O calor chegou, e trouxe com ele a habitual adaptação da indumentária, o que – dado que estamos na Grécia – equivale a um desfile de monumentos históricos (porque imediatamente te ocorre ser um ombro amigo e ouvir todas as histórias, obedientemente), em trajes minimalistas, qual tela branca, por pintar, que clama por ser coberta por uma pluralidade de cores. Não nasci pintor, e não tenho a mínima veia para a arte, mas sei apreciar!
Imaginem um cérebro que, tirando proveito da rotina do caminho para o emprego, aproveita para deambular e apreciar “as bistas”, como se diz na minha terra. Equiparem a imagem dessa rotina à mais bela obra de arte que o vosso coração guarda e, mesmo assim, talvez não estejamos, ambos, sincronizados. Curioso, como o gosto por arte pode ser diversificado: o que é que nos conquista na arte? Porque não discutimos com ela mas sobre ela? Talvez seja precisamente esse facto que a torna tão bela…

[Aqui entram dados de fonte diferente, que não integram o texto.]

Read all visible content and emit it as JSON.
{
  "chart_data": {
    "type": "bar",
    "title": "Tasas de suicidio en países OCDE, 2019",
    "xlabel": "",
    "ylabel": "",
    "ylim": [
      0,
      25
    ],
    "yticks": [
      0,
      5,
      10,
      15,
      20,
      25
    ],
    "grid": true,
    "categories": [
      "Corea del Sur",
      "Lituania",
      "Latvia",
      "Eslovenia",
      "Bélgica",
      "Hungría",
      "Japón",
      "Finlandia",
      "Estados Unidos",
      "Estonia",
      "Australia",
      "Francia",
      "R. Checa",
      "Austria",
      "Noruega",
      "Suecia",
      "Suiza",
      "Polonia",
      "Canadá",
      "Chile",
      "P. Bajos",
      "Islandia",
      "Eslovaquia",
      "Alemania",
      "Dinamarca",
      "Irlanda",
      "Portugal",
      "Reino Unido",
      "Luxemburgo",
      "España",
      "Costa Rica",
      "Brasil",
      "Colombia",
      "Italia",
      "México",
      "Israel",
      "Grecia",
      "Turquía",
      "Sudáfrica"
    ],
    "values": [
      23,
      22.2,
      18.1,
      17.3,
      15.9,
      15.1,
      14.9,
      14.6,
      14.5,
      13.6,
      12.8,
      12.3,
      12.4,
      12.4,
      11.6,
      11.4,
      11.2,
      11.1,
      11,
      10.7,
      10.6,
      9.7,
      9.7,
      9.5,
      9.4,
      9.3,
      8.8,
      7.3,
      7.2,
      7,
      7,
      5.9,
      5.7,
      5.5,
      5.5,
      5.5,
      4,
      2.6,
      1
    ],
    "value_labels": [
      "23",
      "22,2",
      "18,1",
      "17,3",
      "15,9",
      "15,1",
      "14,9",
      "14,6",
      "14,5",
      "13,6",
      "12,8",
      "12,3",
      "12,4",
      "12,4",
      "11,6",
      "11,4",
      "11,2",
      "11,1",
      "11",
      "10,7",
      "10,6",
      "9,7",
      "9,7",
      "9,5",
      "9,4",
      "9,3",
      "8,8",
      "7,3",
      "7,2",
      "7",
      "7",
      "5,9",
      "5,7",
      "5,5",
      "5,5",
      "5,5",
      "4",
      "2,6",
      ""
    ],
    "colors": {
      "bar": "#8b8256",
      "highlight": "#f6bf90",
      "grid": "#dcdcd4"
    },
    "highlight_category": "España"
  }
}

As caras envergonhadas, as gatas assanhadas, os decotes suados, as saias que são curtas pela anca – mas que elas teimam em puxar para baixo. Os saloios e os olhares fotográficos, os encontrões do metro, o acaso da conversa, a coincidência de irmos ao mesmo concerto, a ousadia do trocar contactos, a notificação dos familiares mais próximos…
O despertar e o lento interiorizar o quão bem dormiste…acenas a ti próprio um sinal de concordância, após visualizar umas preguiçosas 8:30 no despertador – para quem habitualmente acorda às 5, há que celebrar estes eventos.
Sonhaste, e dás um sorriso envergonhado, assim que te ocorre o porquê de um sono tão retemperador. Olhas-te ao espelho, ciente de que não podes estar envergonhado contigo mesmo, isso não acontece…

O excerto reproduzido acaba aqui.